Day 2 started with a great keynote from John Tomizuka, co-founder and Chief Technology Officer of Taqtile. He went through lessons learned in building innovative and scalable mobile apps and provided a great list of tools for design, development and testing that I will be checking out when I get back in the office. A big focus for Taqtile is UI/UX spending as much as 1.5 months on wireframes. Making that initial investment in user experience and gaining buy-in from the users throughout the development process has made their application adoption rate significantly better. Esri is also focused on UI/UX with a design lab and UX sessions throughout the week. This was great to hear and further validated our (GISi’s) investment in an application designer and increased focus on user experience.

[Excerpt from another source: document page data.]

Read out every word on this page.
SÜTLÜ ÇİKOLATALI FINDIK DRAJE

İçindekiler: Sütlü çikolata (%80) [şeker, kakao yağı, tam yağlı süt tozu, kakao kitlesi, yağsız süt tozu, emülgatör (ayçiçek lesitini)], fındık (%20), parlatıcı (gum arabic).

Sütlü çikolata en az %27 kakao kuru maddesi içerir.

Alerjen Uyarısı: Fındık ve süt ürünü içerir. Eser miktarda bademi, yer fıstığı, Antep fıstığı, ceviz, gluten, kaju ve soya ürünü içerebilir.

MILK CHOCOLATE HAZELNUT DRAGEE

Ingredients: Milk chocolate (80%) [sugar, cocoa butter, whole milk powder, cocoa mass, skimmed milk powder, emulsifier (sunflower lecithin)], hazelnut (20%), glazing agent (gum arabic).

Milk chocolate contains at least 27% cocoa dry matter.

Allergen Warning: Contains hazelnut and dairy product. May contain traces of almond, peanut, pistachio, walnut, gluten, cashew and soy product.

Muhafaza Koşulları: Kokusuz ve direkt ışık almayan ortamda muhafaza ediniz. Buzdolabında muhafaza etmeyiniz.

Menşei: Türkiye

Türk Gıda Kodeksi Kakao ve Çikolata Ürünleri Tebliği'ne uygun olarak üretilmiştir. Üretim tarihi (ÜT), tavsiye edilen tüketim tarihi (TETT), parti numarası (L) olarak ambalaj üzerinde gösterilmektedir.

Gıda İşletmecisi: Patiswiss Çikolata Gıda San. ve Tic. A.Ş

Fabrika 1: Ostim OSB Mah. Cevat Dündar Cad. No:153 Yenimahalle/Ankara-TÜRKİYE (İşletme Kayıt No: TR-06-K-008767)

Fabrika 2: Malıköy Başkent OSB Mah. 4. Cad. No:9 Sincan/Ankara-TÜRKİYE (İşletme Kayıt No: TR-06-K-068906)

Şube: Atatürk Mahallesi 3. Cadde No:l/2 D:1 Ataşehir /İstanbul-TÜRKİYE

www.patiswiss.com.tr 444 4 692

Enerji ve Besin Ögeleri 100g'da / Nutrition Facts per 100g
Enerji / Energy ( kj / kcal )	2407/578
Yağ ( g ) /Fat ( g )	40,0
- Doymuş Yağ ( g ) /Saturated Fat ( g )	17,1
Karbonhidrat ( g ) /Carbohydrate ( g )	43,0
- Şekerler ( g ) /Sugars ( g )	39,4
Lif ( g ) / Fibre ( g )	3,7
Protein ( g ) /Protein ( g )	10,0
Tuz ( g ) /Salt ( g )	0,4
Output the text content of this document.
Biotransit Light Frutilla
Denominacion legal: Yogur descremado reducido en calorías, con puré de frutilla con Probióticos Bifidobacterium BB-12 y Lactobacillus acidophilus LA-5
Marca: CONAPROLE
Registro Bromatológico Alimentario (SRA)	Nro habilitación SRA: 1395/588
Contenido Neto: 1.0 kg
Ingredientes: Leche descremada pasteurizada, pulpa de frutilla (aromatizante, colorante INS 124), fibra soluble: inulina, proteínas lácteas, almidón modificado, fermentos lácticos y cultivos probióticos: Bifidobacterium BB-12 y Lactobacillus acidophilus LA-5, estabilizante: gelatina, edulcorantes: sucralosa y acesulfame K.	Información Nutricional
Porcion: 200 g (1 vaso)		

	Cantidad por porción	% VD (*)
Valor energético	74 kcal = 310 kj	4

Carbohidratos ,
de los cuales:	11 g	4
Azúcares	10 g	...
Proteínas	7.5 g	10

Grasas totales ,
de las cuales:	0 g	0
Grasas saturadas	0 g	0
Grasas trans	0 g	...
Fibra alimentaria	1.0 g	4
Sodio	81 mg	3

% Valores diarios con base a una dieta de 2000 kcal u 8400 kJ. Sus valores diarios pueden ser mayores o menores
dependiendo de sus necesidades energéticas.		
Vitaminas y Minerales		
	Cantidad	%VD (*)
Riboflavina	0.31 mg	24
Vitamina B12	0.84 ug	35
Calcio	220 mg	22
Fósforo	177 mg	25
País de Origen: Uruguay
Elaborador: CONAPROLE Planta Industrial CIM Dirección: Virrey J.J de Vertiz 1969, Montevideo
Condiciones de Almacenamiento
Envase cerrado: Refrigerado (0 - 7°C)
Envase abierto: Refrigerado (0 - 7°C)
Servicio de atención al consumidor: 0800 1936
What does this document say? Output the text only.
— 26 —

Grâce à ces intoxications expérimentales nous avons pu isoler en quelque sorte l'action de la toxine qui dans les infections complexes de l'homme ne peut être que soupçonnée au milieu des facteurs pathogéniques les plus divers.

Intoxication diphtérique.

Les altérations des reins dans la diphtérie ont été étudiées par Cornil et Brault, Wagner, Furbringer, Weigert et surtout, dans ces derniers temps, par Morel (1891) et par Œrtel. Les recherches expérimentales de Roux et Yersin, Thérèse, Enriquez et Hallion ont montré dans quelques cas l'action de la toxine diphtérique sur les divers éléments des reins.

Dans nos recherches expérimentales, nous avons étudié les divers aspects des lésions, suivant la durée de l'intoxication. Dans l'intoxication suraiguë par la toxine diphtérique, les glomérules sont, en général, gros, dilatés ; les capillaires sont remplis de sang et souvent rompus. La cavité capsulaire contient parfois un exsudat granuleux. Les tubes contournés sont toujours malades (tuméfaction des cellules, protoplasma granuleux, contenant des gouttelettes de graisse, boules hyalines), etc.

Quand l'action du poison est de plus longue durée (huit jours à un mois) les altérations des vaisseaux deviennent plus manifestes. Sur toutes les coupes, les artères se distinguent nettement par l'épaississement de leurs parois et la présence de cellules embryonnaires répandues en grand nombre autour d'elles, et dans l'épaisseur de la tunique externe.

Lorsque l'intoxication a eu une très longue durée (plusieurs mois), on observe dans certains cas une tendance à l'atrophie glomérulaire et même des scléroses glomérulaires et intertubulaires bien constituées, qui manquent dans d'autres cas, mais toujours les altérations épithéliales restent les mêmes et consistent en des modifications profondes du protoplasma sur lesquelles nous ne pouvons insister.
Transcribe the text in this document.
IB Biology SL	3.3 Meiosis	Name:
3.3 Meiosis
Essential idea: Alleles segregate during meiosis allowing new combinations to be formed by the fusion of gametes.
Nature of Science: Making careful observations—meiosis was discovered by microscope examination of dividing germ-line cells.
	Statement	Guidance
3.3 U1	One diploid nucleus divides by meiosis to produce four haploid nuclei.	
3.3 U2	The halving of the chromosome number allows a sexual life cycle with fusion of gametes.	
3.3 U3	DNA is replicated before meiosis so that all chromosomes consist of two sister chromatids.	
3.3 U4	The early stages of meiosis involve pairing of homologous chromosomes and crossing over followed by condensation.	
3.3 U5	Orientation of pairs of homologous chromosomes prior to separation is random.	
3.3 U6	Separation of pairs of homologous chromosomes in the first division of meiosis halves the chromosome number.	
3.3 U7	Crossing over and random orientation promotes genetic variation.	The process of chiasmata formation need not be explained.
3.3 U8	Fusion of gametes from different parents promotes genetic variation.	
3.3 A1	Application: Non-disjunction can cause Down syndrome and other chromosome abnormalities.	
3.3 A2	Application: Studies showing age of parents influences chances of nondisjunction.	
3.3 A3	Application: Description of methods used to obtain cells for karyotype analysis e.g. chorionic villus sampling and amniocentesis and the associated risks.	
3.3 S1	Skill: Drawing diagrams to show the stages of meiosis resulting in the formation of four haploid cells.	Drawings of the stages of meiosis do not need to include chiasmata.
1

My focus for the day was scalability, big data management, and statistical modeling. Esri is making huge strides in 2015 to optimize the ArcGIS Platform for big data management and analysis. Highlights include R Integration, the Esri Smart Mapping Initiative, ArcGIS Pro geoprocessing capabilities, Hadoop Integration, and client-side processing. My favorite sessions on day 2 were.

Integrating Open Source Statistical Packages with ArcGIS

ArcGIS has been able to take advantage of Python code and geoprocessing tools for quite a while the big new this year was integration with R modeling. Developers will now be able to consume R models directly through geoprocessing tools in ArcGIS Pro and JavaScript API. This will be a huge time saver for our retail and financial services clients.
The R integration includes:

  • In Proc Processing
  • Native GIS data access
  • Honors selection sets and projections
  • Access to vector data
  • Charts and graphs
  • Same GUI interface as ArcPy

The Smart Mapping Initiative for ArcGIS Online

Esri’s Smart Mapping Initiative blew my mind and is going to revolutionize cartography and map analytics. Released last week in ArcGIS Online, the Smart Mapping tools simplify the process of making good maps through data-driven workflows that analyze your data and present cartographic suggestions based on the data type (point, line poly) and data ranges. This is not to be confused with the “Smart Map Search” available in Business Analyst Online. Smart Map search allows users to find geographic regions based on a set of demographic variables. The Smart Mapping tools are a set of advanced cartographic tools available in ArcGIS Online and coming soon to the other Esri platform components. Using the Smart Mapping tools non-GIS users can visualize complex data on a map without needing to become cartographic experts. Users can drag and drop a CSV file of point data on an AGO map and the Smart Mapping tools will instantaneously geocode the point data, analyze the numeric fields, and choose the best symbology to use to display the data. With a few clicks, users can easily change the fields and symbology used in the map, customize the display, and save that map to their organizational account to be shared with other AGO users. Esri has implemented a new classification methodology called bounded directional symbology, which discounts data outliers and provides users with a high to low range instead of discrete categorization. Heat mapping is now available in the AGO tools, and there is a new ability to set transparency based on a numeric values in your data. These are just a few of the amazing symbology options in the Smart Mapping tools. Available in AGO now, these tools will be available in the next JavaScript API release for use in your own applications and will be available in Portal at 10.3.1 in Q2 2015. Smart Mapping will be available in Collector and the Ops Dashboard in late 2015. Check out the Smart Mapping tools in ArcGIS Online today.